Put aside the fact that even the thought of putting on a high-heeled shoe, after I’ve lost the callouses (and patience) that made wearing them tolerable, makes my calf twitch, stilettos have slowly been losing their cachet anyway.
“The heel business has been struggling for a couple of years,” Goldstein says, adding as offices have trended toward less-dressy, “consumers have gotten used to this casualization of society.”
High-fashion brands including Gucci, Roger Vivier and Louis Vuitton were already pivoting under the pressure to appeal to buyers who want more cushion by including sneakers, lower heels and wedges in their collections.
“Stilettos were sort of going out of style,” agrees Gabriella Santaniello, an analyst focused on fashion at retail research firm A-Line Partners. She predicts that once people start returning to work and events, they might drop heels entirely and just wear their “dressy sneakers.”
“I can’t see it going back to the way it was,” Santaiello says.
Neither can I. Why would I go back to wearing something that studies (and experience with sprained ankles) have shown is detrimental to my physical health?
Heels aren’t required for a Zoom call – nor is any “work clothing,” it turns out, considering retailers Lord & Taylor, Ann Taylor, Loft, Neiman Marcus, Brooks Brothers, Men’s Wearhouse and Jos. A. Bank have entered Chapter 11 bankruptcy in recent weeks.
After going barefoot for meetings and to get the mail, slipping a heeled shoe back on now would be like … trying to move back in with my parents house after spending so much time getting used to life without their restrictions. (Sound familiar to anyone?)
I don’t even think I miss the extra oomph that a few inches of heels gave me. After 150 days of going makeup-free and casual, I’ve gotten used to the way I look flat-footed and freckle-faced. When I see myself in the mirror now, I don’t automatically move to paint my skin and stand on my toes, like I used to. That feels like a good thing.
I’ve also gotten quite accustomed to the way a fuzzy sock feels as it massages the bottom of my foot. The Dr. Scholl’s pads I put on my heels didn’t offer anything similar.
Not to mention the fact that heels can seem particularly frivolous at a moment when people are marching to protest the loss of Black lives, and a time when sneakers have even become a means of protest, with 88 pairs put out in front of the White House to bring awareness to the number of nurses that have died during COVID-19.

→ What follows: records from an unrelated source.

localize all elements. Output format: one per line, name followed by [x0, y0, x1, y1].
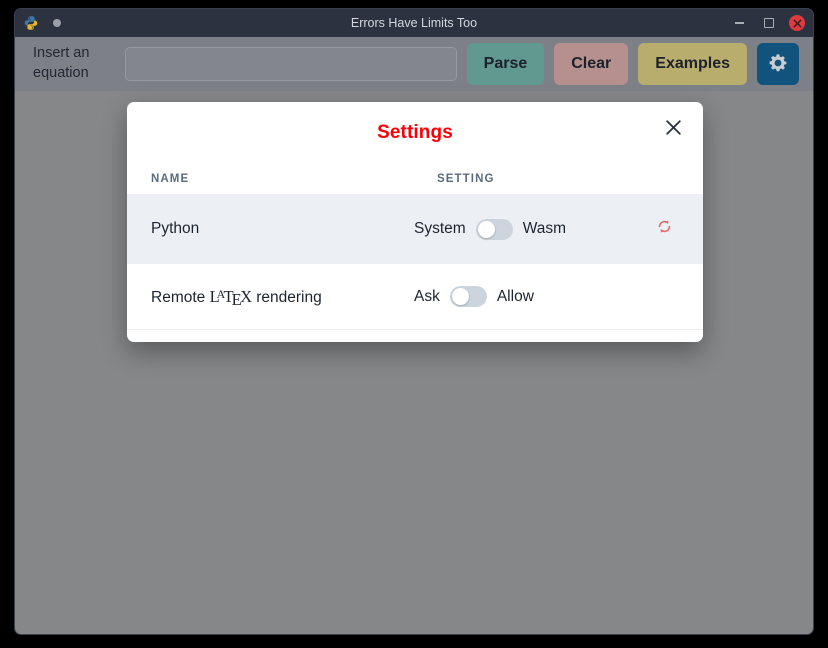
toggle-knob [477, 220, 495, 238]
toggle-knob [451, 288, 469, 305]
latex-rendering-toggle[interactable] [449, 286, 487, 307]
close-icon [665, 119, 682, 139]
title-bar: Errors Have Limits Too [15, 9, 813, 37]
parse-button[interactable]: Parse [466, 43, 545, 85]
setting-control-python: System Wasm [414, 218, 567, 240]
column-header-setting: SETTING [437, 173, 495, 185]
toolbar: Insert an equation Parse Clear Examples [15, 37, 813, 91]
content-area: Settings NAME SETTING Python System Wasm… [15, 91, 813, 634]
python-runtime-toggle[interactable] [475, 218, 513, 240]
insert-equation-label: Insert an equation [33, 45, 90, 81]
table-row-python: Python System Wasm [127, 194, 703, 264]
dialog-title: Settings [377, 122, 453, 143]
dialog-close-button[interactable] [659, 115, 687, 143]
settings-button[interactable] [757, 43, 799, 85]
equation-input[interactable] [125, 47, 457, 81]
latex-name-prefix: Remote [151, 288, 210, 306]
latex-name-suffix: rendering [251, 288, 322, 306]
maximize-icon[interactable] [760, 15, 777, 32]
application-window: Errors Have Limits Too Insert an equatio… [14, 8, 814, 635]
close-icon[interactable] [789, 15, 805, 31]
refresh-icon [656, 218, 673, 240]
python-option-right: Wasm [522, 220, 567, 237]
examples-button[interactable]: Examples [638, 43, 747, 85]
minimize-icon[interactable] [731, 15, 748, 32]
latex-logo: LATEX [209, 286, 253, 310]
screen: Errors Have Limits Too Insert an equatio… [0, 0, 828, 648]
python-option-left: System [414, 220, 466, 237]
settings-dialog: Settings NAME SETTING Python System Wasm… [127, 102, 703, 342]
column-header-name: NAME [151, 173, 190, 185]
title-bar-left [23, 15, 61, 31]
latex-option-left: Ask [414, 287, 440, 305]
dialog-header: Settings [127, 102, 703, 164]
table-row-latex: Remote LATEX rendering Ask Allow [127, 264, 703, 330]
setting-control-latex: Ask Allow [414, 286, 534, 307]
settings-table-header: NAME SETTING [127, 164, 703, 194]
setting-name-latex: Remote LATEX rendering [151, 286, 414, 310]
clear-button[interactable]: Clear [554, 43, 629, 85]
window-controls [731, 9, 805, 37]
window-status-dot [53, 19, 61, 27]
gear-icon [768, 53, 788, 76]
setting-name-python: Python [151, 220, 200, 237]
python-logo-icon [23, 15, 39, 31]
latex-option-right: Allow [496, 287, 534, 305]
window-title: Errors Have Limits Too [350, 16, 478, 30]
python-refresh-button[interactable] [649, 214, 679, 244]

But, then again, if you’re a drag queen like Jo Mama, stilettos can be an important part of protest attire. She dressed in drag for a Black Lives Matter demonstration, “to be like, ‘You’re going see me,’” she told USA TODAY. “I’m going to be present. You can’t miss me and you’re going to hear my voice.”
And there are others whose love for high shoes hasn’t appeared to have waned this summer. Cardi B continues to share fashionable Instagram photos of herself in Fashion Nova and Dolce & Gabbana heels, that woman I see at the grocery store is still shopping in her white platform heels (and matching Chanel face mask) and Sarah Jessica Parker keeps flaunting and selling her heels (she even hand delivered pairs in a mask recently), pandemic or not.
“There’s always going to be that consumer who loves to dress up and is a bit more formal, so I think there’ll still be a (high heel) business, for those who want it,” says Goldstein.
But for me, high-heeled shoes seem to be best served in the near future as planters for new quarantine gardens, or better yet, instruments with which to make bizarre TikToks of crunching gooey objects. Those videos of people stabbing their pointy heels into water balloons, Tide pods and popsicles? They seem to give the high heel some new, strangely soothing, life.